You can think of loads of ways to optimize that: pick up lots of things at once before carrying them to where they live or you could look for the objects that live nearby and deal with them , before the objects that are from further away. Then, having crossed the house to put away the the objects from there, carry on tidying that area until you have to move again. In the context of a game, you could also just shove stuff out of sight – it doesn’t make it tidy: but it looks it. And of course – you could get a friend to help.

So here are some real things that we do, based on my example:

* Don’t process things that are off screen. For example, we may not need to animate a character that is behind you, or process NPCs that are in a different room. (In my example, that’s sort of shoving things in the cupboard). Games are all about what LOOKS right, not about what IS right
* Parallelize things: (get a friend to help) – in other words on a modern CPU we can get multiple cores doing some tasks. (this can be really hard to get right)
* It is slow to get data or code from memory to the CPU – but we can store small amount of each in the CPU (called caching). So we can try to batch similar jobs together so that it keeps using the same small amount code over and over, or we can keep reusing data for different tasks – or organize our data so that for a particular task, it all lives close together. (Gather up all the things that live together before going and putting them all away and/or once you’ve reached a new area stay there until you have to move again).

There are lots of other things we can – but my house tidying metaphor ran out of examples 🙂

Anonymous 0 Comments

It means the game runs poorly because some shortcuts have been made during the development process to finish things quicker.

For example, in Diablo IV when you see other players in game, the game loads their entire inventory and contents of their stash, even though you have no way to interact with it.
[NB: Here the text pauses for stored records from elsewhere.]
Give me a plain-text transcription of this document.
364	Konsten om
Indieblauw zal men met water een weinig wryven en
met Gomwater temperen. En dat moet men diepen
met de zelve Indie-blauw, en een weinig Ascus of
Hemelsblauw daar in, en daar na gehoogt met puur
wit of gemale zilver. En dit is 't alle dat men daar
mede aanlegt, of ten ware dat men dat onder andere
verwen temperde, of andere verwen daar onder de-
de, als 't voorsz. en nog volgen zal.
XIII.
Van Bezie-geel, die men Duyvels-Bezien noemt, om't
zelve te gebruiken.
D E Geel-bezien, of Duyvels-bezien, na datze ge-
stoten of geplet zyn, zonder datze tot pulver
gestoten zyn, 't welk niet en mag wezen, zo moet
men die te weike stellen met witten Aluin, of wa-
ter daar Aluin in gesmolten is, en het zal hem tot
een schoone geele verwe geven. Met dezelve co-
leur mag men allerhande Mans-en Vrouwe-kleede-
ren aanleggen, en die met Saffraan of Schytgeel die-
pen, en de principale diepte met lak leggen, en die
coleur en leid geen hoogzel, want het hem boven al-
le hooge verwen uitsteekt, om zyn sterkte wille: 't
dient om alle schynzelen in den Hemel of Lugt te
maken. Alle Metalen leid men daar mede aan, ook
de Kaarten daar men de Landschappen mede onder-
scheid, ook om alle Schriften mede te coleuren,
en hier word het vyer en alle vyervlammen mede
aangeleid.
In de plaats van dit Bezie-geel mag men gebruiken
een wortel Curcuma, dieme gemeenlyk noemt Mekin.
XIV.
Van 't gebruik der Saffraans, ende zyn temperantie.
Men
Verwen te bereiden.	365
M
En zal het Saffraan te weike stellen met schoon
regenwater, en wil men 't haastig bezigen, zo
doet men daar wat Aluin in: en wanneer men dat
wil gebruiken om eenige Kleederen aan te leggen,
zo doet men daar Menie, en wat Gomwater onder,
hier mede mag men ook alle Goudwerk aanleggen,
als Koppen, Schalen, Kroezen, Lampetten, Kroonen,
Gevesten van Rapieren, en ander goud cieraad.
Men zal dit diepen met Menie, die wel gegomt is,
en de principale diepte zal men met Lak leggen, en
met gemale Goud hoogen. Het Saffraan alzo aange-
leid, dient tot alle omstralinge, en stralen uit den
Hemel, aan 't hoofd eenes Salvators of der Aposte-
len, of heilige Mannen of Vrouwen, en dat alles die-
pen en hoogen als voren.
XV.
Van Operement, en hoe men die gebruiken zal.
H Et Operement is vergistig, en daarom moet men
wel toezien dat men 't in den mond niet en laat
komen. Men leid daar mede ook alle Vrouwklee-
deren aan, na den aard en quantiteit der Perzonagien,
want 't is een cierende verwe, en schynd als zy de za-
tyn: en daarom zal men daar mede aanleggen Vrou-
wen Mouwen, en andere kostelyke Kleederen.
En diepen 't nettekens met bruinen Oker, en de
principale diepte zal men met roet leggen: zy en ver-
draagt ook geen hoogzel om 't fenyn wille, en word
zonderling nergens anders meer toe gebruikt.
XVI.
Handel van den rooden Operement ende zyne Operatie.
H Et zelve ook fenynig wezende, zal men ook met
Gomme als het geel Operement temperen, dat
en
This slows down the game and causes lag.

Anonymous 0 Comments

Imagine you need to go to the store to buy groceries but all of the things you need are at three different stores. Without much of a plan, you drive to a store halfway across town to buy a few things, then turn around to go to another store a bit closer to your home, before finally traveling even further across town to the last store. At this time you realize you are out of grocery bags and need to drive all the way back home anf back before headed home again.

Now, this route makes no sense. You could just as easily visit the closest store first and make your way outwards, or start at the very furthest store and make your way back. Both are valid options, and would save a lot more time and driving than what actually happened. And of course, making sure you had enough grocery bags would also save a lot of time.

Video game code can be thought of like a plan to buy groceries. If things are thought through properly, you can optimize it so that everything can be done as quickly as possible and save energy. When you have so many extra steps that need to be taken, and dont plan through how everything will execute, things will just get slowed down.